I thought that when the html universe opened 30 years ago it would make the world a better place.

We used to laugh at people with cell phones in the 80s and 90s. You needed a back pack/brief case to carry all that crap and a huge bank account to afford it.
 

Stevicus

Veteran Member
Staff member
Premium Member
I grew up in the VHS/DVD “generation.”
So I took it for granted, even before streaming services, that you could watch whatever TV show or movie you wanted whenever you wanted. But that wasn’t always the case. How many folks in the 1930s rewatched an old film simply for nostalgia, after all?

The advent of TV is often cited by film historians as breathing new life into old lost (often forgotten) films.
Indeed I don’t know a reality that is without TV. It’s always something that’s just…existed for me.

I also mostly grew up on the internet.
So I take all my apps and instant connectivity for granted. Like it’s just a part of “normal life.”

What about you? What’s something revolutionary that you take for granted?

We always had TV, too, although not all of them were color TVs. A lot of people still had black-and-white sets. And most families only had one of them, so there were sometimes disputes over what TV show people wanted to watch. My brother and I made an agreement of alternating days of who would get to decide what to watch. (By the time he had kids, they each had their own TV in their room, so they didn't have such arguments.)

The advent of "video tape recorders" also solved the problem, as one could record one show while watching another. When my brother and I talked about that possibility, we saw it not only as revolutionary, but something short of miraculous.
 

Revoltingest

Pragmatic Libertarian
Premium Member
Improved electronic limerick technology tools,
eg, rhyming dictionary, thesaurus
Death to such paper books!
 

FredVB

Member
I have what I say is a fuller perspective. As innovations come that change our lives, we miss that there is a decline, and even from what there is to know in prophecy, things are going to be lost, even of what we have come to take for granted. We will adjust to what we think is harder that was the way of life in previous generations.
 

Alien826

No religious beliefs
The general reliability of technology. How many times do we see a car broken down (mechanical failure, not accident) at the side of the road? Just one example.

Computers. When I started as a programmer, a computer filled a room and had a special environment. I interacted with it via punched cards. Now I don't think many people realize how many devices contain computer chips, all with many times the computational power of the monstrosity I worked with.
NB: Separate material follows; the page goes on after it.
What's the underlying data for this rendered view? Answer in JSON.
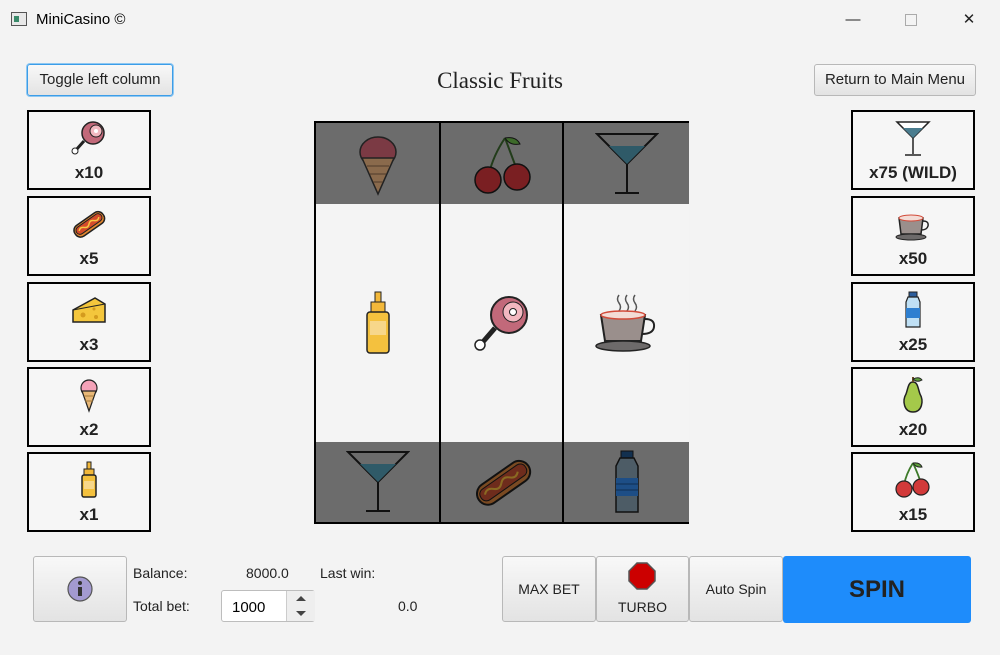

And what we can do with them! Libraries full of information at my finger tips. Video games that are so close to reality ...

Soft toilet paper.

Dish washers.

Modern dentistry.
 

FredVB

Member
We would lose things we have come to have pretty quickly to, none of those are forever. Our civilization coming to its collapse I suspect now strongly isn't so very far off. I see the prophecies for this too. So it is more important and urgent even for any people, including us, to break free and leave places of civilization where we can have our little communities without destruction to the world around us, with food, water, shelter, and desirable pleasure, joy, and love, that we would work for. Godliness calls for the responsible living we are supposed to have in this world, not continuing to be destructive toward it.